The Bija Children's Choir was a gift I gave myself on my 35th birthday, almost 7 years ago.  On October 25, 2007, I had pulled together 10 children who loved to sing, and had our class that day, putting into motion my dream to create a choir organization that would be vibrant and rich with artistry and culture, enhancing the lives of children and those in the community.  My studies in West Africa and Brazil inspired me, along with my lifelong passion for world music and my love for working with children.  

It was awkward at first, and took some time for the Bija Choir to create an identity and style of its own, which meant attracting students who would stay in the program for more than a semester, but it finally happened.  After the first season, we split into two and then three distinct groups:  Junior, Prep and Concert, and even an adult group, the Mandala Vocal Ensemble and a women's group, Kindred Voices.  We held three major performances a year, often donating some of our proceeds to other charities benefiting children such as The Living Room. 

At first, we were operating as a nonprofit project under the Sebastopol Community Center with Kim Caruso at the helm, however as she retired, other changes came about that led me to take a two-season break from the choir, losing that connection.  Then since I resumed the Bija Choir last season, I've been operating the choir independently.  But differently.  I've taken to heart the supposed "insult" that came my way from a businessman who told me to stop running the choir the way I ran my own personal life, which was to put creativity and meaningful experiences first and money later.  As an artist at heart, the money-business end of things never came naturally to me, so I've had to learn the importance of financial stability in sustaining a choral arts program.  And I have.

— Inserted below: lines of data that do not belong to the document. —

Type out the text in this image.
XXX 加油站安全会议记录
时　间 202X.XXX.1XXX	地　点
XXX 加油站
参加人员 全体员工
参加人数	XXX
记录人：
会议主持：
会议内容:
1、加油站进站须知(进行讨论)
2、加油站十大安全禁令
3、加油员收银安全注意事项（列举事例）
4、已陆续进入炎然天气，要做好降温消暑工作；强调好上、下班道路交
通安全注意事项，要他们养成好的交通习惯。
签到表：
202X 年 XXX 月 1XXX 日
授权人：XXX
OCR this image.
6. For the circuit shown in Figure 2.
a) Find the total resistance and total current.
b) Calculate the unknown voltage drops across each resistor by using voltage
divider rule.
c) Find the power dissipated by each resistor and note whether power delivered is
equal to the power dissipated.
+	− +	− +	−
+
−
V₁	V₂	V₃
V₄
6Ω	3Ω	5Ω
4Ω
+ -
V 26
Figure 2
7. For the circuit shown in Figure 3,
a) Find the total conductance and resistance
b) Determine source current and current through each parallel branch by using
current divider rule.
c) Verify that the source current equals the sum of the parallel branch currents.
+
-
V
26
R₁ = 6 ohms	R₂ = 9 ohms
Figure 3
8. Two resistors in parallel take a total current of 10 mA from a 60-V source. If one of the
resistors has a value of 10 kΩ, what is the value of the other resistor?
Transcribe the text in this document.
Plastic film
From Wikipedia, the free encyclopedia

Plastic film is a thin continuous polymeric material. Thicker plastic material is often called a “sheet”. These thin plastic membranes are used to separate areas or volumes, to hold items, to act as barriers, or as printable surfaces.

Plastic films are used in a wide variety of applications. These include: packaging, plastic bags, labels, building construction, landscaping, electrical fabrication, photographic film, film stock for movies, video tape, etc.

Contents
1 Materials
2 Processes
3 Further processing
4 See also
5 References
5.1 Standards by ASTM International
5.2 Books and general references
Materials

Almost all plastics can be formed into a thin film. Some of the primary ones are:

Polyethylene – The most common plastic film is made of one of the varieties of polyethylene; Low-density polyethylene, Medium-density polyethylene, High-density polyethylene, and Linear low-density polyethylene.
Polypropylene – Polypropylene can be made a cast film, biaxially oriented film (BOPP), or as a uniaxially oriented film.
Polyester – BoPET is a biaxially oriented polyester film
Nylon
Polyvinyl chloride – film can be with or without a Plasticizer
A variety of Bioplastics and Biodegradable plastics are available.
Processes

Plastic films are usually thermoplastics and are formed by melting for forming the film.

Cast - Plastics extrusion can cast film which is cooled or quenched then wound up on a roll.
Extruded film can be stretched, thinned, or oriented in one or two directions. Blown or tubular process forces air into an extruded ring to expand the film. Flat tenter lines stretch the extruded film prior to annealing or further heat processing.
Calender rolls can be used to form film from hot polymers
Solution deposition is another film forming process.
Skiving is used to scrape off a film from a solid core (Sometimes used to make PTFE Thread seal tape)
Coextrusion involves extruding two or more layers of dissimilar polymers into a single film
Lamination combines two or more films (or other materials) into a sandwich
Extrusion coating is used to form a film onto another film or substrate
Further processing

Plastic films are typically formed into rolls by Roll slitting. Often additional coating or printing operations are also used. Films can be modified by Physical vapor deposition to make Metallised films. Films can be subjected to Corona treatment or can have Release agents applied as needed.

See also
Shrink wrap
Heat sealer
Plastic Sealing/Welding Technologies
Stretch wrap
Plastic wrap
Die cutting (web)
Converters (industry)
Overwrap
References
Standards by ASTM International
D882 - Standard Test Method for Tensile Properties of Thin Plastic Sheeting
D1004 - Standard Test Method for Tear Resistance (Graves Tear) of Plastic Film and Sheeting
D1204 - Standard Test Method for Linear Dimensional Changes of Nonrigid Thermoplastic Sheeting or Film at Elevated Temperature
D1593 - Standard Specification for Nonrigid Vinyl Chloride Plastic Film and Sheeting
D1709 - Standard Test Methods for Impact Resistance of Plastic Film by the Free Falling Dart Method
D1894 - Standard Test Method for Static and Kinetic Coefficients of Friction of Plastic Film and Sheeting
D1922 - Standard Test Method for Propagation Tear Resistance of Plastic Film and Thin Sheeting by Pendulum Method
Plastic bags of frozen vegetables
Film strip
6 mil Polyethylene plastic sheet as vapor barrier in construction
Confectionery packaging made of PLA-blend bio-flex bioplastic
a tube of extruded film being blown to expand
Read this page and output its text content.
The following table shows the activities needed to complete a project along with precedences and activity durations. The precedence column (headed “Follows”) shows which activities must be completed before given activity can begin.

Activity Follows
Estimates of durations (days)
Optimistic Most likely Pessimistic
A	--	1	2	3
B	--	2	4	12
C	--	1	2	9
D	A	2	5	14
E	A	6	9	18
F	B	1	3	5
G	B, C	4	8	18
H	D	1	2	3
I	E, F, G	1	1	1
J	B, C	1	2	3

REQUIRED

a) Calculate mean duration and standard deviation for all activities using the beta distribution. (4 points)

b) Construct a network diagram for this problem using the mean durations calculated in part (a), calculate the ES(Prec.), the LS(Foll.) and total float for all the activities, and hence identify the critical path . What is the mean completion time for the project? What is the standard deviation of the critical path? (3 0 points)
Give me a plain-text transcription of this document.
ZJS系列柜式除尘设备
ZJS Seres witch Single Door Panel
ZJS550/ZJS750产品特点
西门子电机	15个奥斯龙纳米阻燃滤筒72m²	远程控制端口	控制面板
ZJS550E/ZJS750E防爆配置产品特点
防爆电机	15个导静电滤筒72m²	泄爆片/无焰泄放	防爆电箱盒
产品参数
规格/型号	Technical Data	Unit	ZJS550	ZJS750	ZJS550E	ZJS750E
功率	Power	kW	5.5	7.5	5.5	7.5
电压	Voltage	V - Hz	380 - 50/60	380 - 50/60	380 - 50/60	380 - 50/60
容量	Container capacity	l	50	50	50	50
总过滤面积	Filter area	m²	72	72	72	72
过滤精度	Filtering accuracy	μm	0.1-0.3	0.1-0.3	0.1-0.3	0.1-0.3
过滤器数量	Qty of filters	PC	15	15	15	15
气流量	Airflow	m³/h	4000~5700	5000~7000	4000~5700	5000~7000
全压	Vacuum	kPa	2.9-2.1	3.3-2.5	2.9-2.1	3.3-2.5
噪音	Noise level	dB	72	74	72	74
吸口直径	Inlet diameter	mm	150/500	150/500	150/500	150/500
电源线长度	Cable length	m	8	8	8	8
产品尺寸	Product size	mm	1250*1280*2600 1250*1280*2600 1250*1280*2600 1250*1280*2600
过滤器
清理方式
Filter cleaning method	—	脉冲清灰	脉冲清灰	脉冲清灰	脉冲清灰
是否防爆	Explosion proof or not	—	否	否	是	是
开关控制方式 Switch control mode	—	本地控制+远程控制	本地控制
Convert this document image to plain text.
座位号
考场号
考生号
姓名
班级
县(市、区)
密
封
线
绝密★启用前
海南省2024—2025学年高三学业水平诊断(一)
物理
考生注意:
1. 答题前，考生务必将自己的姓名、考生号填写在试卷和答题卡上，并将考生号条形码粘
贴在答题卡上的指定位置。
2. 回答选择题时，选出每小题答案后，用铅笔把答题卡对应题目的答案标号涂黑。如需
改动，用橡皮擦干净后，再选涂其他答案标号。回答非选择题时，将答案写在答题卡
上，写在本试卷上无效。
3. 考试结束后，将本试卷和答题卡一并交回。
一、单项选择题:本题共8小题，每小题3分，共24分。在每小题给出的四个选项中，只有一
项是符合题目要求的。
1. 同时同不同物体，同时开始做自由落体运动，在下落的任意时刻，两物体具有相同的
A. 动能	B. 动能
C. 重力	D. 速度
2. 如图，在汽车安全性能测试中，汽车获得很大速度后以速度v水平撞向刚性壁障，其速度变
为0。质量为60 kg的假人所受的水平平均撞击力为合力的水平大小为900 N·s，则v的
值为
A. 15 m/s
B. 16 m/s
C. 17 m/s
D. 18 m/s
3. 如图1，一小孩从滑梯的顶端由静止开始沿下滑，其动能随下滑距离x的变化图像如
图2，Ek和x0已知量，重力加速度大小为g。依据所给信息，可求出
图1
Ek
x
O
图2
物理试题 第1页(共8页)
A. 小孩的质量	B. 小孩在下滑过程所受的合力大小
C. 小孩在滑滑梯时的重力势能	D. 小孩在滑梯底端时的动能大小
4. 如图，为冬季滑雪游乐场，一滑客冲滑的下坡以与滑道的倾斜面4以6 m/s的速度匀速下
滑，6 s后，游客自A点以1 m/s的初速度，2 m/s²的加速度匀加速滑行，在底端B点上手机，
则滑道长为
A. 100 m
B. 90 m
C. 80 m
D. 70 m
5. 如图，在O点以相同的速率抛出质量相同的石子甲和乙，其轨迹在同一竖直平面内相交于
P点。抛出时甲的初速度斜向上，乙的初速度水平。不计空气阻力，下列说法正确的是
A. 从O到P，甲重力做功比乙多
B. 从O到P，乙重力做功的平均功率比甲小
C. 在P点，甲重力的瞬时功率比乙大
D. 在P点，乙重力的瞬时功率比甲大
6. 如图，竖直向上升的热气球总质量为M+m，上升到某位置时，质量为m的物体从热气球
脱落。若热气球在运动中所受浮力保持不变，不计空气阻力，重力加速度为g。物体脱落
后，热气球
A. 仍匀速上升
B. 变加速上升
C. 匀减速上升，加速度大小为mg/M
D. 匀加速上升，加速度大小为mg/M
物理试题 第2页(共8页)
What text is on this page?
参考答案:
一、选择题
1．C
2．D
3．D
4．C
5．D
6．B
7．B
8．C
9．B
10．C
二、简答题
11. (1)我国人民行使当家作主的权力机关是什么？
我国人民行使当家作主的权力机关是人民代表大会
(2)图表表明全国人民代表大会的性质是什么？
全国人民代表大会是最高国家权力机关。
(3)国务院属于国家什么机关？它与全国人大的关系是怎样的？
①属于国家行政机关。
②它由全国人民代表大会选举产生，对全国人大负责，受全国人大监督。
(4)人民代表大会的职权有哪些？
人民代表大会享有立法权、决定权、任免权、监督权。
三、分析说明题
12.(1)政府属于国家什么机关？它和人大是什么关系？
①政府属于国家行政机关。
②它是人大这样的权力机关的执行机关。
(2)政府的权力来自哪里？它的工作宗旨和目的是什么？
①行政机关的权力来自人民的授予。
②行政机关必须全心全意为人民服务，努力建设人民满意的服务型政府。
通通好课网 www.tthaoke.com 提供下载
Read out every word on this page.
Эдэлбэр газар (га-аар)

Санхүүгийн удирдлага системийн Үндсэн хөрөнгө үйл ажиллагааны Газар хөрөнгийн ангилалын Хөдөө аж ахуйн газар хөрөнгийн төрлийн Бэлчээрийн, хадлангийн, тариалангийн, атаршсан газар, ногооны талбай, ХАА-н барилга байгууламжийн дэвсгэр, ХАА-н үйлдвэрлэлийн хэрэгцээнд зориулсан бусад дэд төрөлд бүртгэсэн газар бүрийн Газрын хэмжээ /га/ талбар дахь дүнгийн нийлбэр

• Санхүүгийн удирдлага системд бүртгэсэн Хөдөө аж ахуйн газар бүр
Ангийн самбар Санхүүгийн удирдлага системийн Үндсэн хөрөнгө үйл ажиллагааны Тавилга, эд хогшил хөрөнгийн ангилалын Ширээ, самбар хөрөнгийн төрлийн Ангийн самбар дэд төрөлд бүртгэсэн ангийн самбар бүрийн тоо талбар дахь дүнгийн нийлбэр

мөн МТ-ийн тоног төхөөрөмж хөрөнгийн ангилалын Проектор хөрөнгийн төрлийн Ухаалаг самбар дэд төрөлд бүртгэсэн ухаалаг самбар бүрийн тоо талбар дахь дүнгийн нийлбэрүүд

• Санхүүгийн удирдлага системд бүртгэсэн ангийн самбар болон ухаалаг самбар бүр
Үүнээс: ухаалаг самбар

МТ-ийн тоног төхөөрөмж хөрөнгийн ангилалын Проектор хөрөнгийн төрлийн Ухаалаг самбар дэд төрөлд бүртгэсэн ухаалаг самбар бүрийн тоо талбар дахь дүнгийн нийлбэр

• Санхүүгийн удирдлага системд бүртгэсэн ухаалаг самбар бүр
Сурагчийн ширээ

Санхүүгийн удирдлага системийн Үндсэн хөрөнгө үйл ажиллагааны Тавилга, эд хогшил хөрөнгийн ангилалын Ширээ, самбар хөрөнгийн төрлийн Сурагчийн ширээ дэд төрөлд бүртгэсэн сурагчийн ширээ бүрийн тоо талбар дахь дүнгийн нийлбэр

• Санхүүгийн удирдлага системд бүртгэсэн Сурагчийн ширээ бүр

At the beginning of this summer, I decided to turn the Bija Children's Choir into a Public Nonprofit Organization.  Signing the papers felt kind of like cutting the umbilical cord, since the choir is now its very own entity-- its own "person", as the legal books like to describe it.  The Bija Choir is no longer my own little business to operate how I please.  There are by-laws and rules and procedures and accountability.  And paperwork!  But this is a chance for the Bija Children's Choir to achieve immortality, I thought, as long as there are people to carry forward the mission and practices that we now build.  How exciting!  How scary.  But mainly inspiring and motivating on my end to create a structure that can expand and grow, and continue to serve the community long after I am gone.  And I will no longer be doing creating this organization alone... perhaps you or someone you know will join me.